WHY IT MATTERS — Reconstructing the history of water on Mars not only helps scientists understand whether or not the Red Planet could have hosted life during its early history, but it also provides them with precious insight into the development of life on a planet.

“Since we don't know how long it takes for life to evolve,” Harrison says. “Did those cycles last long enough for life to evolve and take hold? Did life evolve early and then it died because it couldn't survive through these cycles?”

WHAT’S NEXT — On February 18, NASA’s Perseverance rover landed on Mars to begin its mission of searching for clues of ancient life, improving on the instruments on-board the Curiosity rover.

Perseverance will explore Jezero Crater, a dried-up, ancient lake that may have once housed microbial life billions of years ago.

The two sites are similar in that they may be dried up lakes with sediments that may have formed after water interacted with the Martian surface. But Perseverance will not only explore Jezero, it will also collect samples and stow them away for a future return mission to Earth where they will be analyzed in a lab.

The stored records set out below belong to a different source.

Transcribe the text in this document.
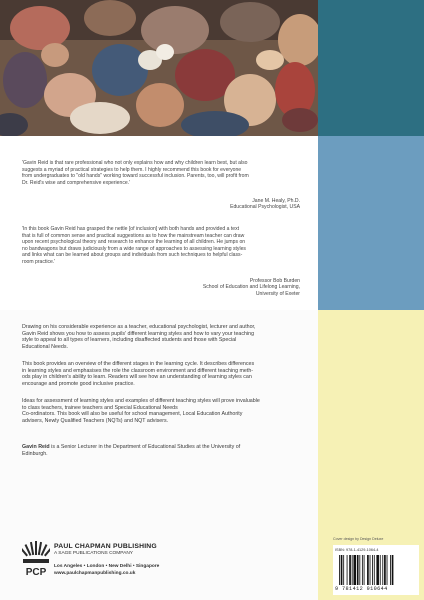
'Gavin Reid is that rare professional who not only explains how and why children learn best, but also
suggests a myriad of practical strategies to help them. I highly recommend this book for everyone
from undergraduates to "old hands" working toward successful inclusion. Parents, too, will profit from
Dr. Reid's wise and comprehensive experience.'
Jane M. Healy, Ph.D.
Educational Psychologist, USA
'In this book Gavin Reid has grasped the nettle [of inclusion] with both hands and provided a text
that is full of common sense and practical suggestions as to how the mainstream teacher can draw
upon recent psychological theory and research to enhance the learning of all children. He jumps on
no bandwagons but draws judiciously from a wide range of approaches to assessing learning styles
and links what can be learned about groups and individuals from such techniques to helpful class-
room practice.'
Professor Bob Burden
School of Education and Lifelong Learning,
University of Exeter
Drawing on his considerable experience as a teacher, educational psychologist, lecturer and author,
Gavin Reid shows you how to assess pupils' different learning styles and how to vary your teaching
style to appeal to all types of learners, including disaffected students and those with Special
Educational Needs.
This book provides an overview of the different stages in the learning cycle. It describes differences
in learning styles and emphasises the role the classroom environment and different teaching meth-
ods play in children's ability to learn. Readers will see how an understanding of learning styles can
encourage and promote good inclusive practice.
Ideas for assessment of learning styles and examples of different teaching styles will prove invaluable
to class teachers, trainee teachers and Special Educational Needs
Co-ordinators. This book will also be useful for school management, Local Education Authority
advisers, Newly Qualified Teachers (NQTs) and NQT advisers.
Gavin Reid is a Senior Lecturer in the Department of Educational Studies at the University of
Edinburgh.
PCP
PAUL CHAPMAN PUBLISHING
A SAGE PUBLICATIONS COMPANY
Los Angeles • London • New Delhi • Singapore
www.paulchapmanpublishing.co.uk
Cover design by Design Deluxe
ISBN: 978-1-4129-1064-4
9 781412 910644
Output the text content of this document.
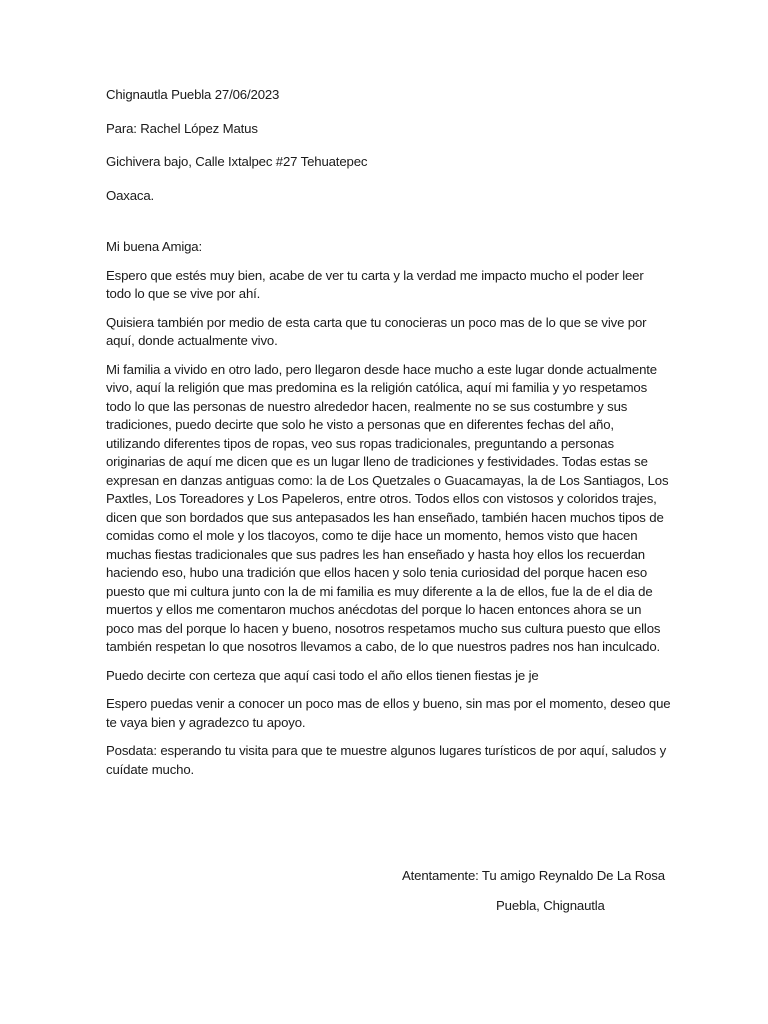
Chignautla Puebla 27/06/2023

Para: Rachel López Matus

Gichivera bajo, Calle Ixtalpec #27 Tehuatepec

Oaxaca.

Mi buena Amiga:

Espero que estés muy bien, acabe de ver tu carta y la verdad me impacto mucho el poder leer

todo lo que se vive por ahí.

Quisiera también por medio de esta carta que tu conocieras un poco mas de lo que se vive por

aquí, donde actualmente vivo.

Mi familia a vivido en otro lado, pero llegaron desde hace mucho a este lugar donde actualmente

vivo, aquí la religión que mas predomina es la religión católica, aquí mi familia y yo respetamos

todo lo que las personas de nuestro alrededor hacen, realmente no se sus costumbre y sus

tradiciones, puedo decirte que solo he visto a personas que en diferentes fechas del año,

utilizando diferentes tipos de ropas, veo sus ropas tradicionales, preguntando a personas

originarias de aquí me dicen que es un lugar lleno de tradiciones y festividades. Todas estas se

expresan en danzas antiguas como: la de Los Quetzales o Guacamayas, la de Los Santiagos, Los

Paxtles, Los Toreadores y Los Papeleros, entre otros. Todos ellos con vistosos y coloridos trajes,

dicen que son bordados que sus antepasados les han enseñado, también hacen muchos tipos de

comidas como el mole y los tlacoyos, como te dije hace un momento, hemos visto que hacen

muchas fiestas tradicionales que sus padres les han enseñado y hasta hoy ellos los recuerdan

haciendo eso, hubo una tradición que ellos hacen y solo tenia curiosidad del porque hacen eso

puesto que mi cultura junto con la de mi familia es muy diferente a la de ellos, fue la de el dia de

muertos y ellos me comentaron muchos anécdotas del porque lo hacen entonces ahora se un

poco mas del porque lo hacen y bueno, nosotros respetamos mucho sus cultura puesto que ellos

también respetan lo que nosotros llevamos a cabo, de lo que nuestros padres nos han inculcado.

Puedo decirte con certeza que aquí casi todo el año ellos tienen fiestas je je

Espero puedas venir a conocer un poco mas de ellos y bueno, sin mas por el momento, deseo que

te vaya bien y agradezco tu apoyo.

Posdata: esperando tu visita para que te muestre algunos lugares turísticos de por aquí, saludos y

cuídate mucho.

Atentamente: Tu amigo Reynaldo De La Rosa

Puebla, Chignautla
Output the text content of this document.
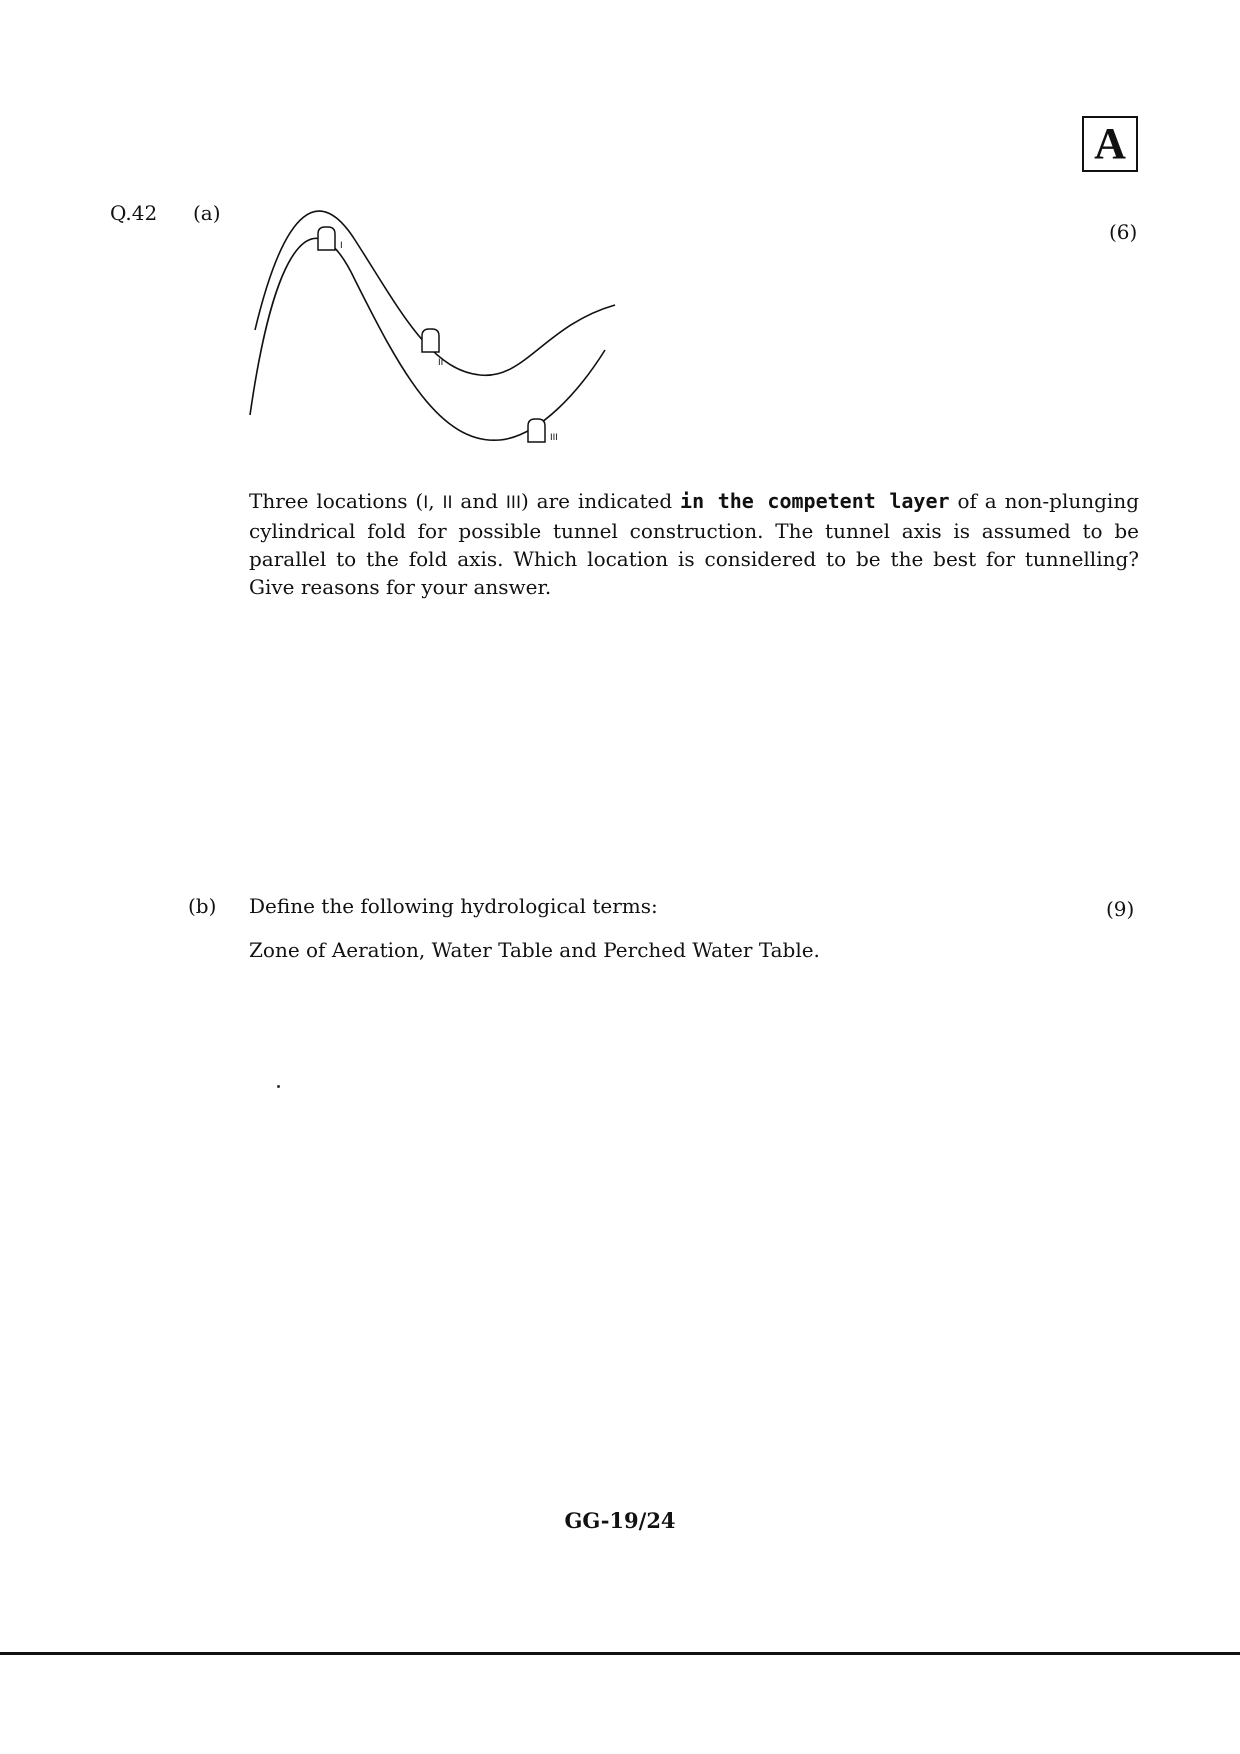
A
Q.42 (a)
(6)
I
II
III

Three locations (I, II and III) are indicated in the competent layer of a non-plunging cylindrical fold for possible tunnel construction. The tunnel axis is assumed to be parallel to the fold axis. Which location is considered to be the best for tunnelling? Give reasons for your answer.

(b) Define the following hydrological terms:	(9)
Zone of Aeration, Water Table and Perched Water Table.
GG-19/24
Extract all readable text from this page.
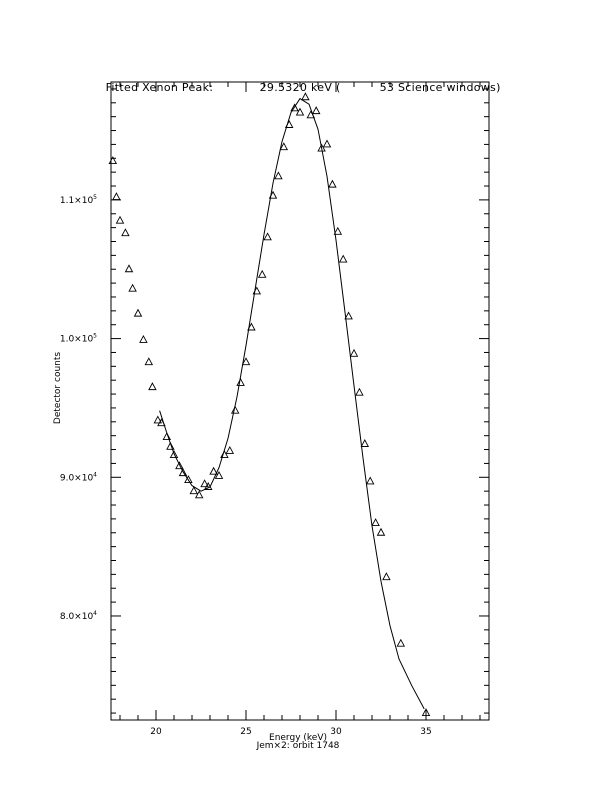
Fitted Xenon Peak:	29.5320 keV (	53 Science windows)

20	25	30	35
$8.0\times 10^4$
$9.0\times 10^4$
$1.0\times 10^5$
$1.1\times 10^5$
Detector counts
Energy (keV)
Jem×2: orbit 1748
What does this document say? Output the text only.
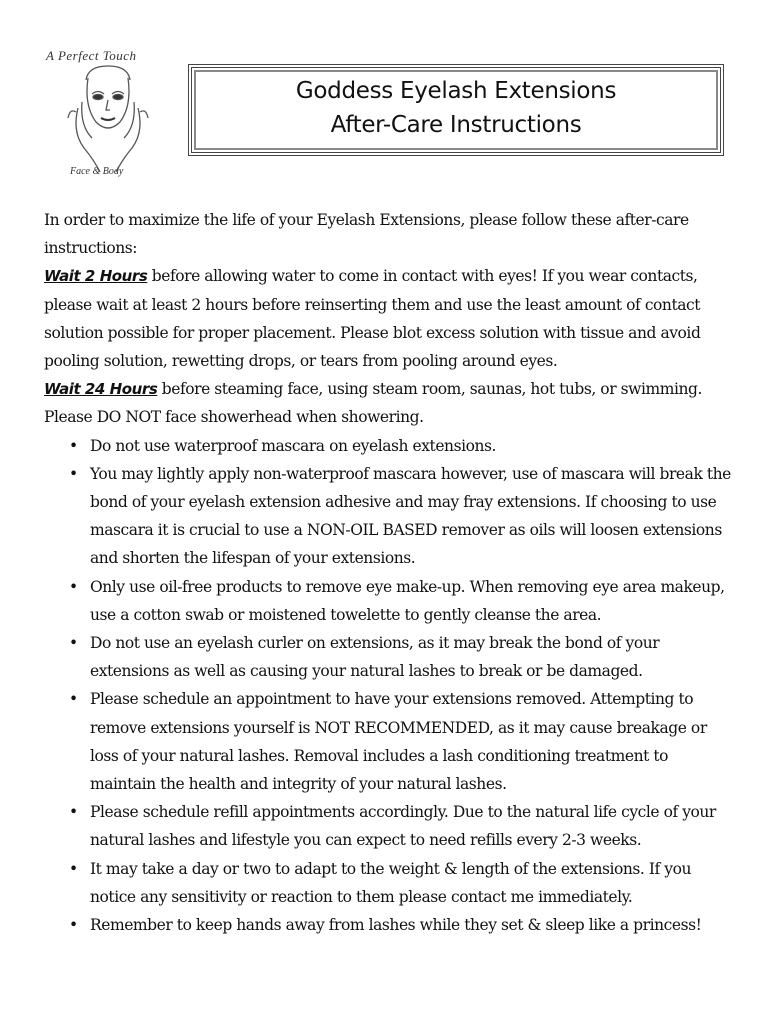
A Perfect Touch
Face & Body
Goddess Eyelash Extensions
After-Care Instructions

In order to maximize the life of your Eyelash Extensions, please follow these after-care instructions:

Wait 2 Hours before allowing water to come in contact with eyes! If you wear contacts, please wait at least 2 hours before reinserting them and use the least amount of contact solution possible for proper placement. Please blot excess solution with tissue and avoid pooling solution, rewetting drops, or tears from pooling around eyes.

Wait 24 Hours before steaming face, using steam room, saunas, hot tubs, or swimming. Please DO NOT face showerhead when showering.

• Do not use waterproof mascara on eyelash extensions.
• You may lightly apply non-waterproof mascara however, use of mascara will break the bond of your eyelash extension adhesive and may fray extensions. If choosing to use mascara it is crucial to use a NON-OIL BASED remover as oils will loosen extensions and shorten the lifespan of your extensions.
• Only use oil-free products to remove eye make-up. When removing eye area makeup, use a cotton swab or moistened towelette to gently cleanse the area.
• Do not use an eyelash curler on extensions, as it may break the bond of your extensions as well as causing your natural lashes to break or be damaged.
• Please schedule an appointment to have your extensions removed. Attempting to remove extensions yourself is NOT RECOMMENDED, as it may cause breakage or loss of your natural lashes. Removal includes a lash conditioning treatment to maintain the health and integrity of your natural lashes.
• Please schedule refill appointments accordingly. Due to the natural life cycle of your natural lashes and lifestyle you can expect to need refills every 2-3 weeks.
• It may take a day or two to adapt to the weight & length of the extensions. If you notice any sensitivity or reaction to them please contact me immediately.
• Remember to keep hands away from lashes while they set & sleep like a princess!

“The nice thing is that for the first time we'll have samples from Mars that are in context,” Harrison says. “We can put together that bigger picture and it'll be a lot easier to paint this bigger picture of what happened.”

Abstract: After over 8 years of successful surface operations on Mars, the Curiosity rover has revealed much about the environment in Gale crater. Despite early observations of a lacustrine environment, few of the subsequent deposits exhibit demonstrable lacustrine character. We suggest instead that most of the stratigraphic section explored to date can be best explained as eolian and/or volcaniclastic sediments subaerially chemically weathered by acidic precipitation in a reduced atmosphere. Most of the deposits in Gale crater seemingly did not form in an ancient lake, but the results nonetheless shed considerable light on ancient climate, environmental change, and the astrobiology of Mars. Discoveries by Curiosity provide a critical piece to Mars’ global alteration puzzle.